The landscape: Beyond the door is a tastefully decorated terrace. Beyond the terrace is a sprawling, lush, green lawn with just the right amount of slope leading to the pond, which is lined with huge weeping willows.
Two lawn chairs sit, facing the pond. At this point, I have completely forgotten why I have come to the inn. I simply must sit in one of those chairs and take in this setting.
In a most rude fashion, I look past Bea as she is speaking and walk, as if in a trance, to one of the lawn chairs. Bea politely follows, seeming to understand.
I sit.
Instantly, every worry, care and deadline I have been concerned about vanishes as I soak in the beauty and serenity of my surroundings.
The long willow wisps are blowing in the breeze; birds are chirping; the water is gently rippling.
I have a sudden urge to trade my reporter's notebook and pen for an easel and palette ... or, maybe, I'd rather be equipped with a basket and clippers to create a wildflower bouquet.

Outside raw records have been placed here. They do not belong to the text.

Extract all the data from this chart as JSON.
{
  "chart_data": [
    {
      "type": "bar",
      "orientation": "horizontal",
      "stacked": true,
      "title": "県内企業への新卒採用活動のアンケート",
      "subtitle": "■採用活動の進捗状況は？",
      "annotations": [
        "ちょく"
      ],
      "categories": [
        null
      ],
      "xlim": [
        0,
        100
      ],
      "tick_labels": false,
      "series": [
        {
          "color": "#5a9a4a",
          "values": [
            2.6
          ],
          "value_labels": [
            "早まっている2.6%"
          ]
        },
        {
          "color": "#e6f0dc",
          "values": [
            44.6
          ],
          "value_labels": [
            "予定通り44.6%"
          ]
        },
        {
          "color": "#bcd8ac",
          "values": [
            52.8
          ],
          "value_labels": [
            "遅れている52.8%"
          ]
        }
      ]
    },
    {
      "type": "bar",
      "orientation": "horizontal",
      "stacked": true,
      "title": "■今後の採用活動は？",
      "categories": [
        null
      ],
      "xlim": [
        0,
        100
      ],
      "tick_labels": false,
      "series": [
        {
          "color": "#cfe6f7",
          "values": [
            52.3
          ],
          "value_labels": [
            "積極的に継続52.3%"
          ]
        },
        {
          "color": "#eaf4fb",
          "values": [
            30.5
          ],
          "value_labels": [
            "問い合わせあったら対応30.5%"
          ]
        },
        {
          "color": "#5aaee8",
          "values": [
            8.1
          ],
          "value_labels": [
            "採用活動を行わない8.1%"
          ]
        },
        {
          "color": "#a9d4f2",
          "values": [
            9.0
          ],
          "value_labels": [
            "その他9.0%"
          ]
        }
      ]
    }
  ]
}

Even I could do wonders with a camera in this setting, I think to myself. Then again, I seem to do best with words. A big, empty notebook and a nice felt pen would be a dream.
"This place gets the creative juices flowing," I say to Bea as I regain my senses.
This is not news to Bea.
Workshops: She and her husband, Chuck, opened their home to bed and breakfast guests in 1998. In 2000, Bea began to play host to workshops for artists and writers.
"People come to our workshops from all over the country," Bea says, smiling. The professional artists and writers who teach the workshops come from afar as well. But the "Family Stories Workshop," from June 1 to 3, will have a local flair.
Carmen Leone of Poland and Bob Calcagni of Boardman will be presenting information and ideas on how to develop genealogical facts into story form.
Books: Carmen has become nationally known for his books "Rose Street" and "Rose Street Revisited" -- a factual account of his family's history on Rose Street in Youngstown.
The historical novel was originally written as a gift to his family. "My parents were very special people," Carmen says. "It would have been too bad if those stories had been lost because nobody wrote them down."
Bob, Carmen's cousin, consulted on both books and wrote the epilogue for "Rose Street."
Together, the two men have written a third book titled "Remembering Our Rose Streets: A Guide for Collecting and Writing Family Stories."
"Writing down stories about people make them real," Bob explains. "More than just a name on a chart."
Through the workshop, they will share their experience and expertise with those aspiring to preserve their family histories.
Some looking to make the past come alive will find inspiration under the weeping willows. Others will choose the bench in the flower garden. All will write their family stories as they bask in a storybook setting at the Inn at Willow Pond.